Morning services on Tuesday went well. The crowd was smaller than it will be next week (seventh day) for Yizkor. Usually my rabbi asks me to read part of the holiday megillah (Song of Songs, for Pesach); I'm lousy at reading poetry, particularly translated poetry, so I'm glad he asked others to do so instead. (I'm always happy to read from Ruth or Kohelet.) Instead he gave me an aliya, which was nice -- I so rarely get to hear my Hebrew name used!

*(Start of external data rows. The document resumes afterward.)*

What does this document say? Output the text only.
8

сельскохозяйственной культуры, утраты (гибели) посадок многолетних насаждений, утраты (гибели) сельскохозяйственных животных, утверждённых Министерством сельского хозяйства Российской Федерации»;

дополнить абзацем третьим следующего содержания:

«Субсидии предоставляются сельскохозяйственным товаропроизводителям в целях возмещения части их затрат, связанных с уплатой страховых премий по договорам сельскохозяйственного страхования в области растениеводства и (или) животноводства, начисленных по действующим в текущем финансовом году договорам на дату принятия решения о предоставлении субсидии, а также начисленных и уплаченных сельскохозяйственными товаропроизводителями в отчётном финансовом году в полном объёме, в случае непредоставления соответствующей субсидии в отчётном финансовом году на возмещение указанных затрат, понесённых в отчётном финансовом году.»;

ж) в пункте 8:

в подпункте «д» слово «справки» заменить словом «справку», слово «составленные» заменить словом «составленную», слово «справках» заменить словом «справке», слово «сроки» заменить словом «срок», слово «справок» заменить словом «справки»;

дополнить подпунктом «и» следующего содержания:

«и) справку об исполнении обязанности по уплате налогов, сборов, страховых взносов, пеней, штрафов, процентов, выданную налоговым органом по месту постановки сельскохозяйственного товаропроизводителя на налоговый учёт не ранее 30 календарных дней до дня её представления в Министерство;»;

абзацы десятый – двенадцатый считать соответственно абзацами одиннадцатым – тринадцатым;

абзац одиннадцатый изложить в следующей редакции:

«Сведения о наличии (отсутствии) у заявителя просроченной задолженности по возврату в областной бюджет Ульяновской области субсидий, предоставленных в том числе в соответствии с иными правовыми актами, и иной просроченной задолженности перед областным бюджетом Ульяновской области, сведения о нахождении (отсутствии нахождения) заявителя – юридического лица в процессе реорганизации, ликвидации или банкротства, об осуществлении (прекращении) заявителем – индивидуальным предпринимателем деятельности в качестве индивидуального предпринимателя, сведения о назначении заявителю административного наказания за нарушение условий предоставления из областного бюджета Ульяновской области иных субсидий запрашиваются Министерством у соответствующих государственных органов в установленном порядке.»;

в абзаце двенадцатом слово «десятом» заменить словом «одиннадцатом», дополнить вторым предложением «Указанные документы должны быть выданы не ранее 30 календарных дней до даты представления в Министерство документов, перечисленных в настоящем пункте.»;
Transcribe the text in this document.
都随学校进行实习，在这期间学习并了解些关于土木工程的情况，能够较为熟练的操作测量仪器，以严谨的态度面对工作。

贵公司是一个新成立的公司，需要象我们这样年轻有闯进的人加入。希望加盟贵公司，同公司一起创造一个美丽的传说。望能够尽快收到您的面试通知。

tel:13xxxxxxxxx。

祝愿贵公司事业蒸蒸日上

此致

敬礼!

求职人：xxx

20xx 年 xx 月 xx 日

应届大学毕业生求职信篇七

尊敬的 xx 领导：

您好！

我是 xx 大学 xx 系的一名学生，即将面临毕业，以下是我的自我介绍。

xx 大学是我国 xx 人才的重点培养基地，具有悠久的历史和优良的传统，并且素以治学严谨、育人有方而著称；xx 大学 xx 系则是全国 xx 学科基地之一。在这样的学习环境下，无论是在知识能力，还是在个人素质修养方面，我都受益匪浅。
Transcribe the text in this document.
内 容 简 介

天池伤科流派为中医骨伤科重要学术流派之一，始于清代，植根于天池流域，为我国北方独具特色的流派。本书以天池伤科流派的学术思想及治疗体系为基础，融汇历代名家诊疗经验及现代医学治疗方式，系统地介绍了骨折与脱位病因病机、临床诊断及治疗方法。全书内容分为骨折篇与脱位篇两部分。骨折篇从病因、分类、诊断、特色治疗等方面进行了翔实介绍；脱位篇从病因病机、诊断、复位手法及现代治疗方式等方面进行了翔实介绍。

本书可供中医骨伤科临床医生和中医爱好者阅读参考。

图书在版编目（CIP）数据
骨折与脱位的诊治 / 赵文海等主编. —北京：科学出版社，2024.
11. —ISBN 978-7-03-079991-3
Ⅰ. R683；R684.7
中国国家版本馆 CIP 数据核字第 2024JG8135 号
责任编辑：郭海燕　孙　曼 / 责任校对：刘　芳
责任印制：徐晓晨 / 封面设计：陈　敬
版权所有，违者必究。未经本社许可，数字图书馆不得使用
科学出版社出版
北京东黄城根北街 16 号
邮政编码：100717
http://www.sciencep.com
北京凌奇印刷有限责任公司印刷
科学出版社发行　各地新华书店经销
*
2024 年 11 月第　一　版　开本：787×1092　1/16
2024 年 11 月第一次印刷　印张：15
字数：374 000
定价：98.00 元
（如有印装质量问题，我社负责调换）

Foodies: my favorite brisket is made in a pan on the stove in tomato sauce and spices. (Simmer two hours, slice thinly against grain, simmer two more hours.) I don't have a suitable kosher-for-Pesach pan. Google suggests that I can cook a brisket in sauce in the oven to good effect; I would welcome specific suggestions that work well for you. The oven-cooked briskets I've had have been closer to the "roast + gravy" model than the "barbecue beef" model -- also good, but not the effect I'm looking for this time.